The fact that she's been able to compile over 100 useful, practical and economical tips into an ink & paper book (remember those?) called Urawaza is notable in itself - does the woman ever sleep?
But enough about her sleeping habits, let's get to Urawaza. Many of the so-called "tips & tricks" originated in the difficult years following World War II when Occupied Japan struggled to recover from the ravages of war - conventional and nuclear.
Tough times foster creative ingenuity on a low budget, or as Katayama puts it, "people looked for ways to do with what they had." That facet of Urawaza is especially timely today as people around the world try to cope with slashed paychecks, pink slips and the red ink oozing from their monthly bank statements.
Here's a small sampling of urawaza tips from Katayama's explanatory article in The Japan Times:
Dilemma: You are at the beach for your kid's birthday, and there are a gazillion little beach balls and floats waiting to be blown up. You have to think of a way to do this without passing out from lack of oxygen.
Solution: Hold a medium-size garbage bag open and wave it around to fill it with air. Stick one end of a drinking straw into the tube tip of the float and wrap the opening of the garbage bag around the other end, then slowly deflate the garbage bag.
Dilemma: The company bowling tournament is coming up, and the winner gets an extra grand in his or her bonus this year. You want it - bad - but right now you can barely keep the ball out of the gutter.
Solution: Take an iron - yep, the one you use to press your shirts - to the bowling alley and practice pointing the end of it at the second arrow from the right on the lane as you make your approach.

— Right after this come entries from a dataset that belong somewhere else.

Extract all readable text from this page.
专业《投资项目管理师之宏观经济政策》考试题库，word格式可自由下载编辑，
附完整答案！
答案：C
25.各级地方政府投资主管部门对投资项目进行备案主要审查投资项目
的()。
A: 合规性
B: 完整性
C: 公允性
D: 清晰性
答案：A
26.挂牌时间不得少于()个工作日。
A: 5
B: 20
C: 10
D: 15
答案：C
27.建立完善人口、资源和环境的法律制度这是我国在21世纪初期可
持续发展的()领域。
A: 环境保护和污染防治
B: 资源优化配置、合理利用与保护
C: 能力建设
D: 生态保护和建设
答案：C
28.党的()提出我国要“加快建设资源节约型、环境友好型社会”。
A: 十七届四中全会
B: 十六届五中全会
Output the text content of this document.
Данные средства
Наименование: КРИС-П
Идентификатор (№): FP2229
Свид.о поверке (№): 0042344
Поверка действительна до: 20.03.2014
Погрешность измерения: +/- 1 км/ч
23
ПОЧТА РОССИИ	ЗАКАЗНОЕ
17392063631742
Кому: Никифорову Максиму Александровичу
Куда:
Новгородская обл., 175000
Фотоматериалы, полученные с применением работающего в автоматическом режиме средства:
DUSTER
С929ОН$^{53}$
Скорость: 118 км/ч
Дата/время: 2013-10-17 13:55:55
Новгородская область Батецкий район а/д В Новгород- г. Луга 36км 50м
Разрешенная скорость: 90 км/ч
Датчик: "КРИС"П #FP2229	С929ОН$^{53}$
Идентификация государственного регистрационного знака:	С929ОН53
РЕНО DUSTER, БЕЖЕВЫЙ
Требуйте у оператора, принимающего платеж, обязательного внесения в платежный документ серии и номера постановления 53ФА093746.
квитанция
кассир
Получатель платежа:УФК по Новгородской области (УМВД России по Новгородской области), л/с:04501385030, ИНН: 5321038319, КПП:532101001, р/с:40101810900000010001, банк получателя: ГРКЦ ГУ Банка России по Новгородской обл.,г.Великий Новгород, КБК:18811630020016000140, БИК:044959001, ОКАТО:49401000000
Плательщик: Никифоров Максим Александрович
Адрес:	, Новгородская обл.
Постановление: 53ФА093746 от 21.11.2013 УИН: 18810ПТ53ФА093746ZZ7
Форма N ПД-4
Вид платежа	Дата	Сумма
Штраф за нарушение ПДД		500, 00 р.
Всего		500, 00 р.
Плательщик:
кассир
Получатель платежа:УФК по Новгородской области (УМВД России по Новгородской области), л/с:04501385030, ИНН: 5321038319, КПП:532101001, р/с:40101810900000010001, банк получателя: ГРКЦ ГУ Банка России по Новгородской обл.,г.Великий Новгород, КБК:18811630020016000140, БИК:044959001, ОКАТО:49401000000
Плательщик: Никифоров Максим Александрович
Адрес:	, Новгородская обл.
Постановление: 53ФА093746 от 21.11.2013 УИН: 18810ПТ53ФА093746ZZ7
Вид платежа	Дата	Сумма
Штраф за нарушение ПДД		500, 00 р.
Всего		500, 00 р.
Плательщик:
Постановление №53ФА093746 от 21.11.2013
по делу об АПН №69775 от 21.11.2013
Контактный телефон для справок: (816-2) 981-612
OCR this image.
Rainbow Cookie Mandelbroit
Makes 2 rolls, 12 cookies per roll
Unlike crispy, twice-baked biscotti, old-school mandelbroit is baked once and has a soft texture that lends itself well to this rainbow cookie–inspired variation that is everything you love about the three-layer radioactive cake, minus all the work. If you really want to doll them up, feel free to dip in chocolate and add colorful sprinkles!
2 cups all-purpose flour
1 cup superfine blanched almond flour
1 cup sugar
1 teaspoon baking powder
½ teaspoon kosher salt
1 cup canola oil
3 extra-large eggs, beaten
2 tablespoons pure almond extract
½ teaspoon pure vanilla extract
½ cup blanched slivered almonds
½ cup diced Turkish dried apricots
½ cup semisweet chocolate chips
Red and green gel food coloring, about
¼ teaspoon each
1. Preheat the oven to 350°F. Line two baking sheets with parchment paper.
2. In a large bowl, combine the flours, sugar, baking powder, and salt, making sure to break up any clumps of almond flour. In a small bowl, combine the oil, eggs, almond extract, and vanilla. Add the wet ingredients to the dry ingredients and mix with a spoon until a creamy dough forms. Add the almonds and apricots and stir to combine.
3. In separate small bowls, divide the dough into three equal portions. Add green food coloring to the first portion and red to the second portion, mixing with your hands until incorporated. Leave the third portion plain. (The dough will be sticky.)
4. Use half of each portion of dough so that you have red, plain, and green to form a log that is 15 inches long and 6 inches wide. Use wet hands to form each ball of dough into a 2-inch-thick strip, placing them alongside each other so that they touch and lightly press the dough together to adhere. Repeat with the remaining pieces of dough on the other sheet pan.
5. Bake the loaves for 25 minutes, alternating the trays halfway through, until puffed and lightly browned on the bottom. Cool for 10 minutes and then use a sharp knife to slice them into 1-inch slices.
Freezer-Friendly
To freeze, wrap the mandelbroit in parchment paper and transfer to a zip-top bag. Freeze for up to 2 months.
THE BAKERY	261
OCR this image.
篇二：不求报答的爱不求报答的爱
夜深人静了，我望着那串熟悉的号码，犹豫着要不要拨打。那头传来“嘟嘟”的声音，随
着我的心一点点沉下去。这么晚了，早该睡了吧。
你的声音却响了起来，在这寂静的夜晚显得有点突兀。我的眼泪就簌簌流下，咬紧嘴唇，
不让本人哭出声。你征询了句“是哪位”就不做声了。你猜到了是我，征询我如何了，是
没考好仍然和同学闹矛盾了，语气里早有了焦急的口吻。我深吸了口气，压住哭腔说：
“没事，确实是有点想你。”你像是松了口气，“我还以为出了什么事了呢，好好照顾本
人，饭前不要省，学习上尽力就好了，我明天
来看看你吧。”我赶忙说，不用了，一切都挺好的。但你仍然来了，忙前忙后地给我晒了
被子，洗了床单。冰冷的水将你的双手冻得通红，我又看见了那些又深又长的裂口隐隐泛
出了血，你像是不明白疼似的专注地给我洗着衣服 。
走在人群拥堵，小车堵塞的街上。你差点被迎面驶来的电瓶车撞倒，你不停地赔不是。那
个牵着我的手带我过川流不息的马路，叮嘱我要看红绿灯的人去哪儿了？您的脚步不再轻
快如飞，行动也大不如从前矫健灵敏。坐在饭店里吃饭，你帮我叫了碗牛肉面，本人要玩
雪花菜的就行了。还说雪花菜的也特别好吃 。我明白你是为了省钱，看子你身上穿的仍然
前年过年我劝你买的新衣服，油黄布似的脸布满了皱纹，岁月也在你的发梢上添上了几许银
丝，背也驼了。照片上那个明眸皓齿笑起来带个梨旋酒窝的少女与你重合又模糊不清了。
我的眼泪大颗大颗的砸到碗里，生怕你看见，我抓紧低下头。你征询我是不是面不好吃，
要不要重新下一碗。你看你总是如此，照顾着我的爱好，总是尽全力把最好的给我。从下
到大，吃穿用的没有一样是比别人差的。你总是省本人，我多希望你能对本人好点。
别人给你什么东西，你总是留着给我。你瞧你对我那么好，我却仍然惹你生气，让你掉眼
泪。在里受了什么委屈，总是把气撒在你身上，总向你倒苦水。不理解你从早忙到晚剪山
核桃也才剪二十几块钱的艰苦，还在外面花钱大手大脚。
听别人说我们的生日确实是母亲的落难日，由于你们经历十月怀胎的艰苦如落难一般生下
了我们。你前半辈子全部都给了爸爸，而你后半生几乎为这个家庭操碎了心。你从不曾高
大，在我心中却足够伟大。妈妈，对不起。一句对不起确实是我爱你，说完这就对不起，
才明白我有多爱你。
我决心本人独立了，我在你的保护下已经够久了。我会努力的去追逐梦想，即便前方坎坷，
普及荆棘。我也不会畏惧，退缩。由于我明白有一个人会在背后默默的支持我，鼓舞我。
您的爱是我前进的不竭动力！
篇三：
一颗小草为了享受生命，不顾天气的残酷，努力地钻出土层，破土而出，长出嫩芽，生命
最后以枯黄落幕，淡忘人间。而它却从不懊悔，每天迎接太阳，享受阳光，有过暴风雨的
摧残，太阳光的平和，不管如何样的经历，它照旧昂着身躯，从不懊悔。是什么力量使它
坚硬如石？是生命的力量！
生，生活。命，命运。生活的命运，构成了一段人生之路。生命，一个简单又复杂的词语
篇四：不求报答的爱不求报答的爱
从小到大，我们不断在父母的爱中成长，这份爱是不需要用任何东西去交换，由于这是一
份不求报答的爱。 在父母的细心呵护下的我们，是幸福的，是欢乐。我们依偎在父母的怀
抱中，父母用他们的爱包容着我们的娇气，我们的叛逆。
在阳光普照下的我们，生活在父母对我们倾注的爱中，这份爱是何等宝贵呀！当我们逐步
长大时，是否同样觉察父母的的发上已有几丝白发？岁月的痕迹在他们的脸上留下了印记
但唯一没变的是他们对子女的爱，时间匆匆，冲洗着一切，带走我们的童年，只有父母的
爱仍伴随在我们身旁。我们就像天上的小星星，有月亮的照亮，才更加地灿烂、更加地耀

Why this works: This angle positions you perfectly for a dead-center throw. When you repeat this motion with the ball, you get the angle down pat before you factor in the weight and awkwardness of the ball.
Dilemma: The roads are slippery with rain, but you want to wear Prada pumps to work.
Solution: Apply two Band-Aids to the sole of each shoe (one on the ball and one on the heel) and your fancy kicks will be as sure footed as rubber boots.
Why this works: Rainy-day slipperiness happens when water gets between the soles of your shoes and the ground's surface. The gauze patches of a bandage absorb water and greatly improve traction.
Urawaza also draws upon Japanese folk wisdom, such as a handy cure for constipation that requires neither ingestions nor insertions... thanks for that, Lisa.